Julien avance dans la vie comme sur un chemin de crête, à pas sûrs, refusant qu’on lui dicte la voie, mais acceptant en retour la rudesse des éléments. Chez lui, l’indépendance n’est pas un slogan : c’est une manière d’être, forgée très tôt, dans une Ardèche où l’on apprend vite à « ne pas se laisser marcher sur les pieds ». C’est là, dans ces paysages un peu rudes et très masculins, qu’il découvre la bagarre comme d’autres découvrent un sport d’équipe : un langage direct, parfois brutal, mais jamais malveillant. La violence n’est pas une pose, mais un élément du décor, presque un rite. Des hommes bagarreurs, des bals de campagne où les coups pleuvent parfois puis s’oublient autour d’un verre, et cette étonnante surprise de comprendre plus tard que certains hommes, ailleurs, ne se battent jamais.

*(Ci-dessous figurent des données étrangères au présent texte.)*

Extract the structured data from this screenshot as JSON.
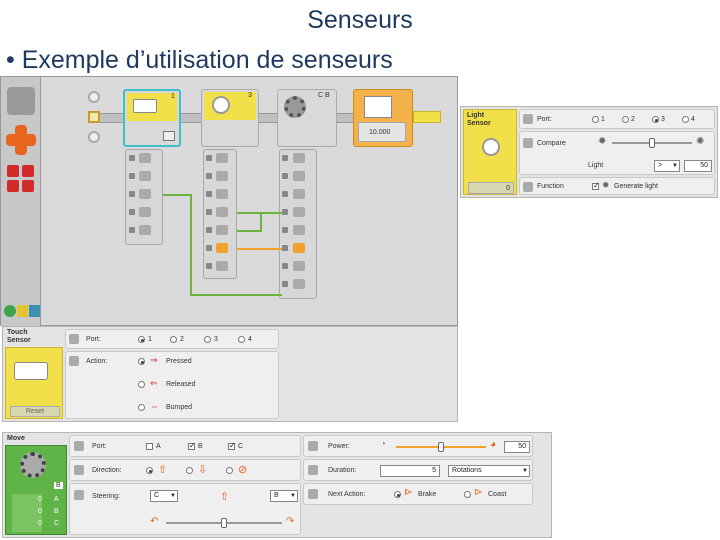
{
  "slide": {
    "title": "Senseurs",
    "bullet": "• Exemple d’utilisation de senseurs"
  },
  "program": {
    "blocks": [
      {
        "name": "touch-sensor-block",
        "port": "1"
      },
      {
        "name": "light-sensor-block",
        "port": "3"
      },
      {
        "name": "move-block",
        "ports": "C B"
      },
      {
        "name": "wait-block",
        "value": "10.000"
      }
    ]
  },
  "light_panel": {
    "title_line1": "Light",
    "title_line2": "Sensor",
    "port_label": "Port:",
    "ports": [
      "1",
      "2",
      "3",
      "4"
    ],
    "selected_port": "3",
    "compare_label": "Compare",
    "light_label": "Light",
    "compare_operator": ">",
    "compare_value": "50",
    "compare_level": 0.5,
    "function_label": "Function",
    "generate_light_label": "Generate light",
    "generate_light": true,
    "display_value": "0"
  },
  "touch_panel": {
    "title_line1": "Touch",
    "title_line2": "Sensor",
    "port_label": "Port:",
    "ports": [
      "1",
      "2",
      "3",
      "4"
    ],
    "selected_port": "1",
    "action_label": "Action:",
    "actions": [
      "Pressed",
      "Released",
      "Bumped"
    ],
    "selected_action": "Pressed",
    "reset_label": "Reset"
  },
  "move_panel": {
    "title": "Move",
    "port_label": "Port:",
    "ports": [
      "A",
      "B",
      "C"
    ],
    "selected_ports": [
      "B",
      "C"
    ],
    "direction_label": "Direction:",
    "steering_label": "Steering:",
    "steering_left": "C",
    "steering_right": "B",
    "steering_level": 0.5,
    "power_label": "Power:",
    "power_value": "50",
    "power_level": 0.5,
    "duration_label": "Duration:",
    "duration_value": "5",
    "duration_unit": "Rotations",
    "next_action_label": "Next Action:",
    "next_actions": [
      "Brake",
      "Coast"
    ],
    "selected_next_action": "Brake",
    "feedback": [
      "B",
      "0",
      "0",
      "0"
    ],
    "feedback_letters": [
      "A",
      "B",
      "C"
    ]
  },
  "colors": {
    "accent_yellow": "#f1e04a",
    "palette_orange": "#e8651e",
    "palette_red": "#d22b2b",
    "block_green": "#5fb347",
    "title_blue": "#1f3a60",
    "wire_green": "#6cb33f",
    "wire_orange": "#f0a22a"
  }
}
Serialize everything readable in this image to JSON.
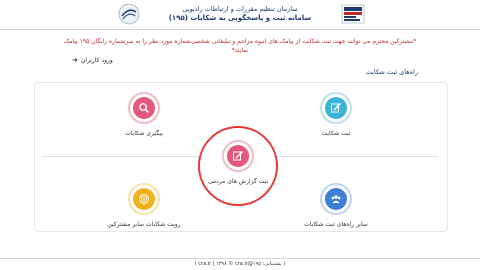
{
  "header": {
    "org_title": "سازمان تنظیم مقررات و ارتباطات رادیویی",
    "sys_title": "سامانه ثبت و پاسخگویی به شکایات (۱۹۵)"
  },
  "notice": "*مشترکین محترم می توانند جهت ثبت شکایت از پیامک های انبوه مزاحم و تبلیغاتی شخصی‌شماره مورد نظر را به سرشماره رایگان ۱۹۵ پیامک نمایند*",
  "login": {
    "label": "ورود کاربران"
  },
  "section_title": "راه‌های ثبت شکایت",
  "items": [
    {
      "label": "پیگیری شکایات",
      "icon": "search-icon",
      "color": "#e4577f"
    },
    {
      "label": "ثبت شکایت",
      "icon": "edit-icon",
      "color": "#39b5d8"
    },
    {
      "label": "ثبت گزارش های مردمی",
      "icon": "edit-icon",
      "color": "#e4577f"
    },
    {
      "label": "رویت شکایات سایر مشترکین",
      "icon": "target-icon",
      "color": "#f2b21c"
    },
    {
      "label": "سایر راه‌های ثبت شکایات",
      "icon": "users-icon",
      "color": "#3f7fd9"
    }
  ],
  "colors": {
    "brand": "#1f3b70",
    "notice": "#c62828",
    "highlight": "#e53935"
  },
  "footer": "( پشتیبانی: ۱۹۵@cra.ir | ۱۳۹۸ © cra.ir )"
}
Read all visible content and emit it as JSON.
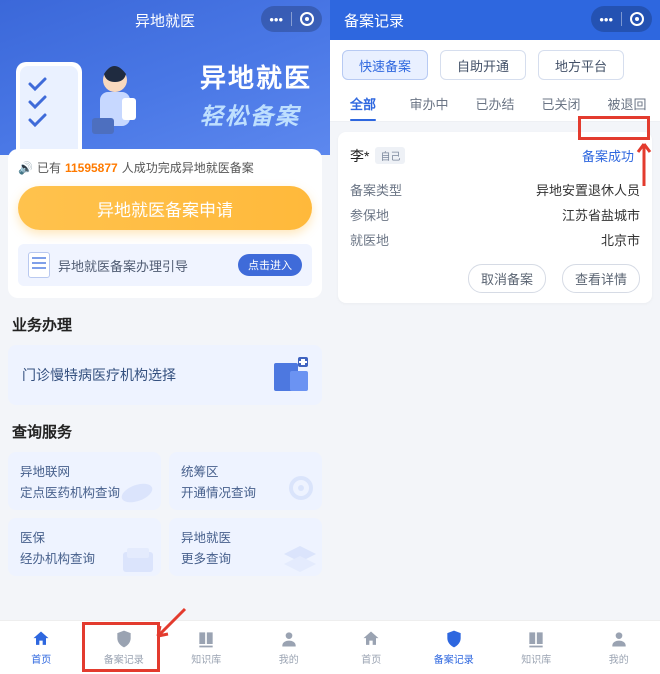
{
  "left": {
    "nav_title": "异地就医",
    "hero_line1": "异地就医",
    "hero_line2": "轻松备案",
    "success_prefix": "已有",
    "success_count": "11595877",
    "success_suffix": "人成功完成异地就医备案",
    "apply_btn": "异地就医备案申请",
    "guide_label": "异地就医备案办理引导",
    "guide_enter": "点击进入",
    "section_biz": "业务办理",
    "biz_card": "门诊慢特病医疗机构选择",
    "section_query": "查询服务",
    "q": [
      {
        "l1": "异地联网",
        "l2": "定点医药机构查询"
      },
      {
        "l1": "统筹区",
        "l2": "开通情况查询"
      },
      {
        "l1": "医保",
        "l2": "经办机构查询"
      },
      {
        "l1": "异地就医",
        "l2": "更多查询"
      }
    ],
    "tabs": [
      "首页",
      "备案记录",
      "知识库",
      "我的"
    ]
  },
  "right": {
    "nav_title": "备案记录",
    "pills": [
      "快速备案",
      "自助开通",
      "地方平台"
    ],
    "tabs": [
      "全部",
      "审办中",
      "已办结",
      "已关闭",
      "被退回"
    ],
    "record": {
      "name": "李*",
      "self": "自己",
      "status": "备案成功",
      "rows": [
        {
          "k": "备案类型",
          "v": "异地安置退休人员"
        },
        {
          "k": "参保地",
          "v": "江苏省盐城市"
        },
        {
          "k": "就医地",
          "v": "北京市"
        }
      ],
      "cancel": "取消备案",
      "detail": "查看详情"
    },
    "tabs_bottom": [
      "首页",
      "备案记录",
      "知识库",
      "我的"
    ]
  }
}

L’adolescence est turbulente : un collège catholique d’où on l’exclut pour avoir trop fait l’imbécile et occupé trop de place, un sentiment d’être « le petit canard » dans un milieu bourgeois. Mais derrière la fougue, une vocation silencieuse se forme : la philosophie. À quatorze ans, il ouvre Nietzsche, ne comprend pas tout, mais y trouve une porte d’entrée vers la pensée. L’intellectuel naît puis accouche du militant, dans cet ordre. Par la suite les deux élans se mêlent, s’alimentent et dessinent le personnage qu’il deviendra.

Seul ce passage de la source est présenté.